O gigante do fast fashion Shein Group Ltd. obteve a aprovação das autoridades reguladoras chinesas para realizar a sua oferta pública inicial (IPO) em Hong Kong, com a intenção de vender até 3,416 mil milhões de ações H; contudo, ainda não existe um calendário de listagem definido. Em termos de avaliação, a avaliação da Shein, há quatro anos, tinha atingido 1.000 mil milhões de dólares, mas agora caiu para cerca de 300 mil milhões de dólares, uma redução superior a 70%.

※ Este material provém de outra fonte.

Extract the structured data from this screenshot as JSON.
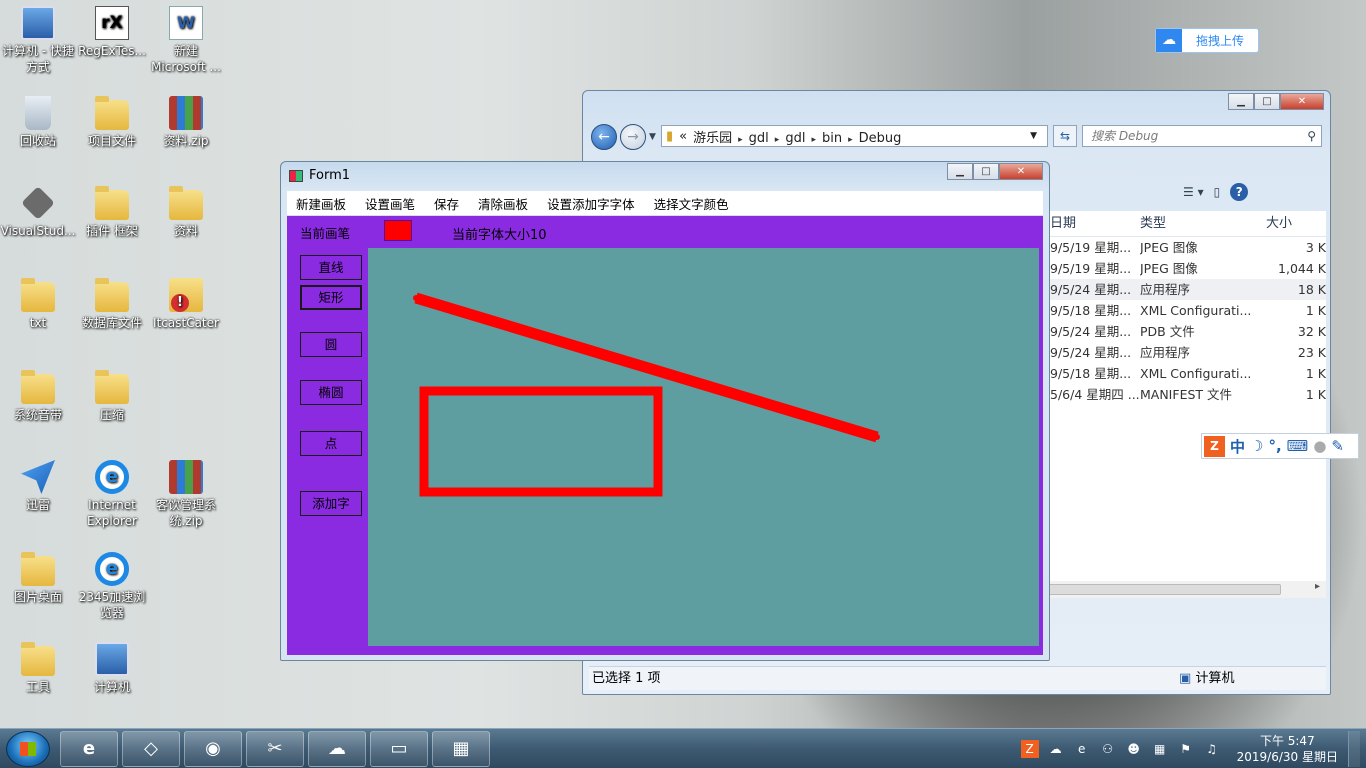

Principais termos do IPO da Shein em Hong Kong: aprovação regulatória na China e calendário ainda por definir
De acordo com um relatório da Bloomberg, a Shein obteve aprovação das autoridades reguladoras chinesas para realizar um IPO em Hong Kong; planeia vender até 3,416 mil milhões de ações H. Apesar de ter conseguido a aprovação regulatória, ainda não há um calendário de listagem definido; o relatório refere que, se o ritmo da análise regulatória não corresponder ao esperado, o plano poderá ainda enfrentar novos adiamentos.

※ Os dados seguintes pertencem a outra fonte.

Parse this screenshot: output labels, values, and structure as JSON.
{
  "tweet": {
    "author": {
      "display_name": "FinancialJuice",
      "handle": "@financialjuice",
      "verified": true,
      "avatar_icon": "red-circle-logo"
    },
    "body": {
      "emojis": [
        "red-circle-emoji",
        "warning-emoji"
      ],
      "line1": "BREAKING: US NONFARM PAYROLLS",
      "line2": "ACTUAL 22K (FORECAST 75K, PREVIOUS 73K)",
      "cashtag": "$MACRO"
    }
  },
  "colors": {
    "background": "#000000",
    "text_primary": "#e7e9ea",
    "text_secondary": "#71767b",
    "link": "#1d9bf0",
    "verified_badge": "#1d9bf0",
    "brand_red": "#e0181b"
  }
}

Os atuais apoiantes da Shein incluem IDG Capital, Mubadala Investment Co., Tiger Global Management e Sequoia China (HSG), entre outras instituições conhecidas. De acordo com as regras da Comissão Reguladora de Valores Mobiliários da China (CSRC), qualquer empresa com ligações substanciais à China, independentemente do local de registo, tem de passar pela sua aprovação antes de se cotar no estrangeiro.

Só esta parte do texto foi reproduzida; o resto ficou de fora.